Robin, Charles; Kee, Thuan-Jin (2021), Gene induction by natural toxins in Drosophila melanogaster, Dryad, Dataset, https://doi.org/10.5061/dryad.stqjq2c40

Abstract

The transcriptional response of third instar Drosophila larvae to food laced with caffeine, pyrethrum oil or neem oil was assessed using Agilent 4x44K printed microarrays.  Among the most notable responsive genes were those belonging to cytochrome P450 and Ecdysone-like kinase gene families.

Methods

Drosophila melanogaster from the genome reference line (y; cn bw sp Bloomington ID 2057) were raised on agar/semolina food and set to lay on grape juice laying plates with live yeast for 6 hours. Embryos were washed of yeast and placed on 2x agar following the protocol of Willoughby et al. 2006 (https://doi.org/10.1016/j.ibmb.2006.09.004). The resulting larvae were allowed to develop at 25C under constant light for 4.5 days and transferred to 2x agar laced with neme oil (5 mg/mL from Neemoil Australia Imports), pyrethrum oil (5mg/mL Botanical Resources Australia), caffeine (1.5mg/mL from Sigma) or onto untreated control plates for four hours. Larvae were snap frozen in liquid nitrogen, ground in a mixer-mill at 25kHz for 5 minutes and RNA extracted with TriSure (Bioline cat no. BIO-38032). Purified mRNA re-suspended in water were sent to the Australian Genome Research Facility who reverse transcribed into cDNA, labelled it with Cy3 or Cy5 and hybridized to Agilient 4x44k gene expression microarrays (018972 Oligo microarray version 1, 4x44k, G2519; https://doi.org/10.1016/S0076-6879(06)10002-6 ). Two arrays were used (Barcodes: 251897210115 and 251897210116), to provide a degree of technical replication. A pool of random RNA was prepared by mixing RNA from all four chemical stress conditions (Control, Neem, Caffeine and Pyrethrum). This pool was created to ensure that each transcript in each sample would have to compete with a differently dyed RNA transcript from the pool to hybridise with its microarray probe. This competitive hybridisation approach compensates for differing affinities between the probes and their RNA transcripts.

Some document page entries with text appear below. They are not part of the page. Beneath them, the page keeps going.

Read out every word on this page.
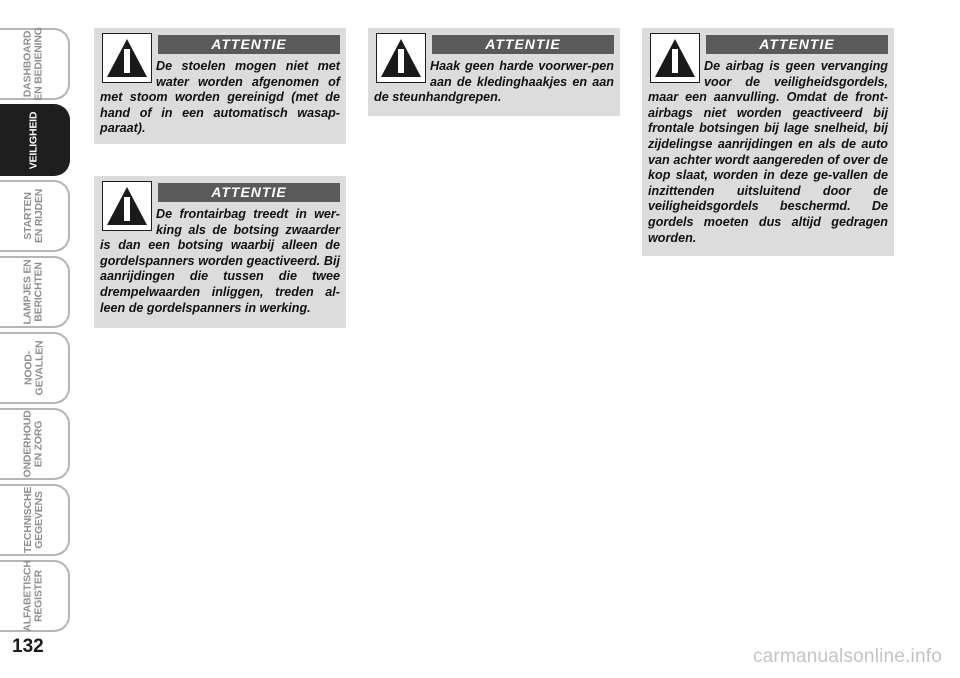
DASHBOARD
EN BEDIENING
VEILIGHEID
STARTEN
EN RIJDEN
LAMPJES EN
BERICHTEN
NOOD-
GEVALLEN
ONDERHOUD
EN ZORG
TECHNISCHE
GEGEVENS
ALFABETISCH
REGISTER
132
ATTENTIE

De stoelen mogen niet met water worden afgenomen of met stoom worden gereinigd (met de hand of in een automatisch wasap-paraat).

ATTENTIE

De frontairbag treedt in wer-king als de botsing zwaarder is dan een botsing waarbij alleen de gordelspanners worden geactiveerd. Bij aanrijdingen die tussen die twee drempelwaarden inliggen, treden al-leen de gordelspanners in werking.

ATTENTIE

Haak geen harde voorwer-pen aan de kledinghaakjes en aan de steunhandgrepen.

ATTENTIE

De airbag is geen vervanging voor de veiligheidsgordels, maar een aanvulling. Omdat de front-airbags niet worden geactiveerd bij frontale botsingen bij lage snelheid, bij zijdelingse aanrijdingen en als de auto van achter wordt aangereden of over de kop slaat, worden in deze ge-vallen de inzittenden uitsluitend door de veiligheidsgordels beschermd. De gordels moeten dus altijd gedragen worden.

carmanualsonline.info
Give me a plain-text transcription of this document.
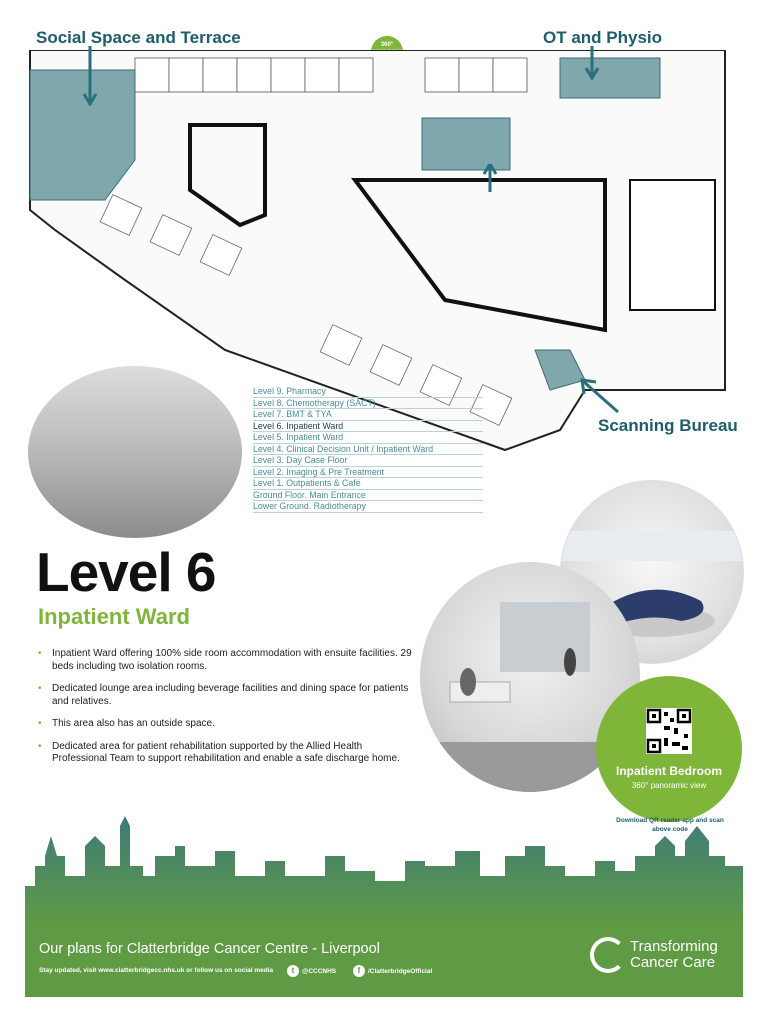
Social Space and Terrace	OT and Physio
Scanning Bureau
360°
Level 9. Pharmacy
Level 8. Chemotherapy (SACT)
Level 7. BMT & TYA
Level 6. Inpatient Ward
Level 5. Inpatient Ward
Level 4. Clinical Decision Unit / Inpatient Ward
Level 3. Day Case Floor
Level 2. Imaging & Pre Treatment
Level 1. Outpatients & Café
Ground Floor. Main Entrance
Lower Ground. Radiotherapy
Level 6
Inpatient Ward
• Inpatient Ward offering 100% side room accommodation with ensuite facilities. 29 beds including two isolation rooms.
• Dedicated lounge area including beverage facilities and dining space for patients and relatives.
• This area also has an outside space.
• Dedicated area for patient rehabilitation supported by the Allied Health Professional Team to support rehabilitation and enable a safe discharge home.
Inpatient Bedroom
360° panoramic view
Download QR reader app and scan above code
Our plans for Clatterbridge Cancer Centre - Liverpool
Stay updated, visit www.clatterbridgecc.nhs.uk or follow us on social media	t	@CCCNHS	f	/ClatterbridgeOfficial
Transforming
Cancer Care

slide Dye Gasket 1 Gasket 2 Gasket 3 Gasket 4
1 Cy5 Control Caffeine Pyrethrum Oil Neem Oil
1 Cy3 Pool Pool Pool Pool
2 Cy5 Pool Pool Pool Pool
2 Cy3 Pyrethrum Oil Caffeine Control Neem Oil

The Limma library (Smyth 2005 limma: Linear Models for Microarray Data: https://link.springer.com/chapter/10.1007/0-387-29362-0_23 ) was used in an R script to normalize the arrays.

Usage Notes

The arrays were originally intended to be set up as technical replicates with the gasket order mirrored; the pool RNA in all gaskets labeled with Cy5 dye and the sample RNA labeled with Cy3. Due to a misunderstanding, the arrays were dye swapped and the gasket order randomised. This means that the gasket and dye effects for the Control and Pyrethrum groups are confounded. Initially the unwanted dye swap was thought to be a concern, but examination of the quality data for the arrays showed that there was very little dye effect for the non-confounded samples Caffeine and Neem. Therefore the unwanted dye swap does not appear to adversely affect the dye effect in the dye/array confounded Control or Pyrethrum groups either.